Another thing to think about as it relates to employing a specialist to treat your yard for ticks is that the precise areas where mice hang out are the same areas where snakes reside. Let the specialist dig around in those areas and keep yourself safe in more ways than one.
Click on this link to find a mosquito squad tick tube specialist location near you.
Or go to the Mosquito Squad web site to learn more about tick control.
Ticks carry lots of diseases also. As urban sprawl continues, we come in closer and closer contact with deer and mice that carry ticks that could be infected with tick-borne diseases. Ticks carry a lot more than just Lyme Disease
According to the CDC, here are some of the other diseases that can be carried by ticks in the United States.

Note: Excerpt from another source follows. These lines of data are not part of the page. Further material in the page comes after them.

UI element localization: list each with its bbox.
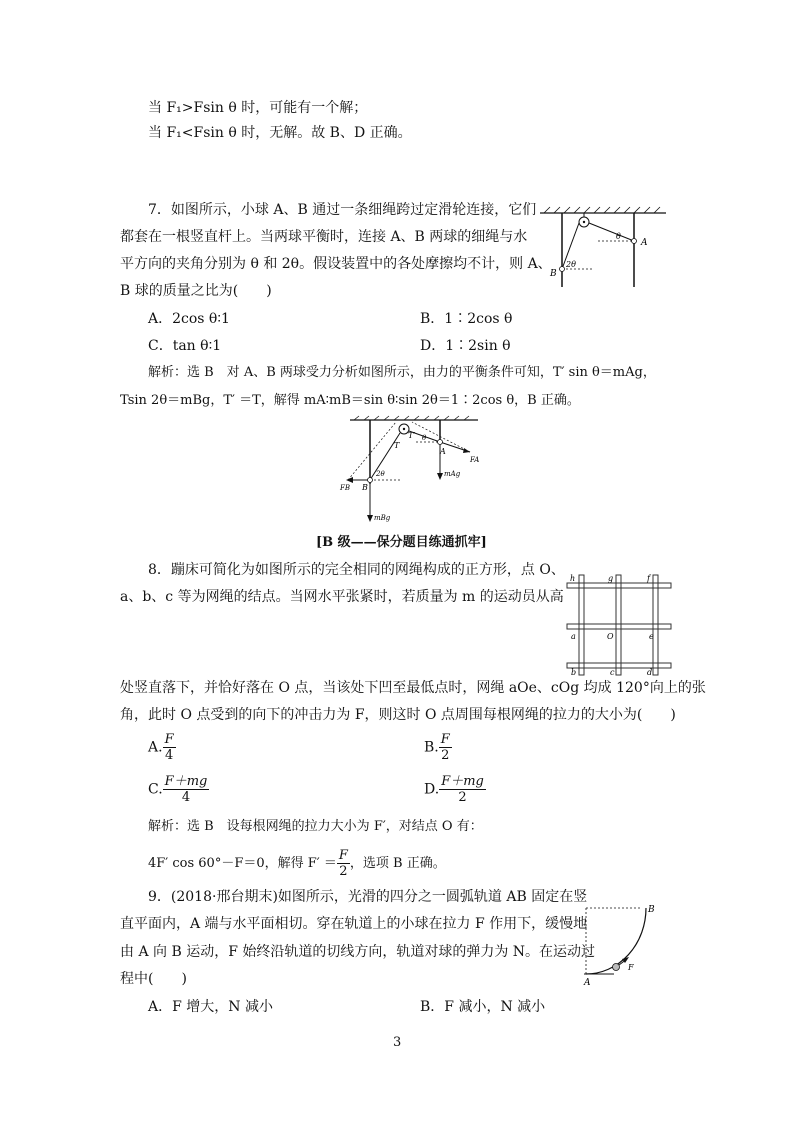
q8-stem-line-1: 8．蹦床可简化为如图所示的完全相同的网绳构成的正方形，点 O、 bbox=[148, 562, 565, 578]
q8-analysis-denominator: 2 bbox=[339, 864, 348, 879]
q9-option-b: B．F 减小，N 减小 bbox=[420, 999, 546, 1015]
q8-option-d-denominator: 2 bbox=[458, 790, 467, 805]
net-label-b: b bbox=[571, 668, 577, 677]
page-number: 3 bbox=[393, 1035, 402, 1050]
q8-analysis-line-2: 4F′ cos 60°－F＝0，解得 F′ ＝ $\frac{F}{2}$ ，选项 B 正确。 bbox=[148, 848, 446, 879]
q9-option-a: A．F 增大，N 减小 bbox=[148, 999, 273, 1015]
q7-option-c: C．tan θ∶1 bbox=[148, 338, 222, 354]
arc-label-b: B bbox=[648, 905, 655, 915]
q7-stem-line-1: 7．如图所示，小球 A、B 通过一条细绳跨过定滑轮连接，它们 bbox=[148, 202, 537, 218]
q9-stem-line-4: 程中( ) bbox=[120, 971, 187, 987]
q7-option-b: B．1∶2cos θ bbox=[420, 311, 513, 327]
q8-option-b-denominator: 2 bbox=[441, 748, 450, 763]
q8-option-d-numerator: F＋mg bbox=[441, 774, 484, 789]
fig1-label-b: B bbox=[550, 269, 557, 279]
q8-stem-line-3: 处竖直落下，并恰好落在 O 点，当该处下凹至最低点时，网绳 aOe、cOg 均成 120°向上的张 bbox=[120, 680, 706, 696]
fig1-2theta-label: 2θ bbox=[566, 260, 576, 269]
q8-option-c-numerator: F＋mg bbox=[164, 774, 208, 789]
net-label-c: c bbox=[610, 668, 615, 677]
fig2-label-b: B bbox=[362, 483, 368, 492]
fig2-label-fb: FB bbox=[340, 484, 351, 492]
q8-option-a-denominator: 4 bbox=[164, 748, 174, 763]
net-label-a: a bbox=[571, 632, 576, 641]
fig2-label-fa: FA bbox=[470, 456, 480, 464]
q9-arc-figure bbox=[580, 902, 660, 988]
net-label-h: h bbox=[570, 574, 576, 583]
q7-pulley-figure bbox=[538, 203, 668, 289]
fig1-label-a: A bbox=[641, 238, 648, 248]
q7-option-d: D．1∶2sin θ bbox=[420, 338, 511, 354]
q8-stem-line-2: a、b、c 等为网绳的结点。当网水平张紧时，若质量为 m 的运动员从高 bbox=[120, 589, 564, 605]
fig2-2theta-label: 2θ bbox=[376, 470, 385, 478]
prev-analysis-line-1: 当 F₁>Fsin θ 时，可能有一个解； bbox=[148, 100, 368, 116]
q8-option-b: B. $\frac{F}{2}$ bbox=[424, 732, 450, 763]
fig1-theta-label: θ bbox=[616, 232, 621, 241]
net-label-g: g bbox=[608, 574, 614, 583]
q8-option-b-numerator: F bbox=[440, 732, 450, 747]
fig2-label-mag: mAg bbox=[444, 470, 461, 478]
fig2-label-t-prime: T′ bbox=[408, 431, 416, 440]
q8-option-a-numerator: F bbox=[164, 732, 174, 747]
q8-net-figure bbox=[563, 571, 675, 677]
q9-stem-line-2: 直平面内，A 端与水平面相切。穿在轨道上的小球在拉力 F 作用下，缓慢地 bbox=[120, 916, 588, 932]
q8-option-c: C. $\frac{F+mg}{4}$ bbox=[148, 774, 208, 805]
prev-analysis-line-2: 当 F₁<Fsin θ 时，无解。故 B、D 正确。 bbox=[148, 125, 412, 141]
q8-option-d: D. $\frac{F+mg}{2}$ bbox=[424, 774, 484, 805]
q7-option-a: A．2cos θ∶1 bbox=[148, 311, 230, 327]
fig2-label-t: T bbox=[394, 441, 400, 450]
q9-stem-line-3: 由 A 向 B 运动，F 始终沿轨道的切线方向，轨道对球的弹力为 N。在运动过 bbox=[120, 944, 596, 960]
fig2-theta-label: θ bbox=[422, 434, 427, 442]
q7-analysis-line-2: Tsin 2θ＝mBg，T′ ＝T，解得 mA∶mB＝sin θ∶sin 2θ＝1∶2cos θ，B 正确。 bbox=[120, 393, 580, 408]
q8-option-a: A. $\frac{F}{4}$ bbox=[148, 732, 174, 763]
net-label-o: O bbox=[607, 632, 614, 641]
q8-analysis-line-1: 解析：选 B 设每根网绳的拉力大小为 F′，对结点 O 有： bbox=[148, 819, 483, 834]
fig2-label-mbg: mBg bbox=[374, 514, 391, 522]
arc-label-f: F bbox=[628, 963, 634, 972]
arc-label-a: A bbox=[584, 978, 591, 988]
q7-stem-line-2: 都套在一根竖直杆上。当两球平衡时，连接 A、B 两球的细绳与水 bbox=[120, 229, 528, 245]
net-label-d: d bbox=[647, 668, 653, 677]
q7-analysis-line-1: 解析：选 B 对 A、B 两球受力分析如图所示，由力的平衡条件可知，T′ sin θ＝mAg， bbox=[148, 365, 656, 380]
q8-stem-line-4: 角，此时 O 点受到的向下的冲击力为 F，则这时 O 点周围每根网绳的拉力的大小为( ) bbox=[120, 707, 676, 723]
fig2-label-a: A bbox=[440, 447, 446, 456]
q7-force-analysis-figure bbox=[336, 414, 496, 526]
net-label-f: f bbox=[647, 574, 650, 583]
q9-stem-line-1: 9．(2018·邢台期末)如图所示，光滑的四分之一圆弧轨道 AB 固定在竖 bbox=[148, 889, 588, 905]
q7-stem-line-4: B 球的质量之比为( ) bbox=[120, 283, 272, 299]
section-title: [B 级——保分题目练通抓牢] bbox=[316, 535, 487, 550]
net-label-e: e bbox=[649, 632, 654, 641]
q8-analysis-numerator: F bbox=[338, 848, 348, 863]
q8-option-c-denominator: 4 bbox=[181, 790, 191, 805]
q7-stem-line-3: 平方向的夹角分别为 θ 和 2θ。假设装置中的各处摩擦均不计，则 A、 bbox=[120, 256, 552, 272]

- Anaplasmosis is transmitted from the blacklegged tick in the northeastern and upper midwestern U.S. and the western blacklegged tick along the Pacific coast. Symptoms> headaches, fever, chills, and muscle aches
- Babesiosis is transmitted by the blacklegged tick found primarily in the eastern United States. Symptoms> fever, chills, sweats, headache, body aches, loss of appetite, nausea, or fatigue.
- Ehrlichiosis is transmitted by the lone star tick found primarily in the south central and eastern parts of the U.S. Symptoms> fever, headache, fatigue, muscle aches, nausea, vomiting, diarrhea, cough, joint pains, confusion, occasionally rash
- Rickettsiosis is carried by the Gulf Coast tick. Symptoms> fever, headache, fatigue, muscle aches
- Rocky Mountain Spotted Fever is transmitted by several ticks – the American dog tick Rocky Mountain wood tick, and the brown dog tick. Symptoms> fever, nausea, vomiting, muscle pain, lack of appetite, severe headache
- STARI (Southern Tick-Associated Rash Illness) is transmitted via bites from the lone star tick found in the southeastern and eastern U.S.
- Tickborne relapsing fever (TBRF) is transmitted to humans through the bite of infected soft ticks. TBRF has been reported in 15 states: Arizona, California, Colorado, Idaho, Kansas, Montana, Nevada, New Mexico, Ohio, Oklahoma, Oregon, Texas, Utah, Washington, and Wyoming and is associated with sleeping in rustic cabins and vacation homes.
- Tularemia is transmitted to humans by the dog tick, the wood tick, and the lone star tick. It occurs throughout the U.S.
- 364D Rickettsiosis is transmitted by the Pacific Coast tick. This is a new disease that has been found in California.
As you can see, most of the symptoms are the symptoms you might see when you have the flu. Going into cold and flu season, experts advise watching prolonged persistence of these symptoms and be aware of some good ways to avoid coming in contact with ticks.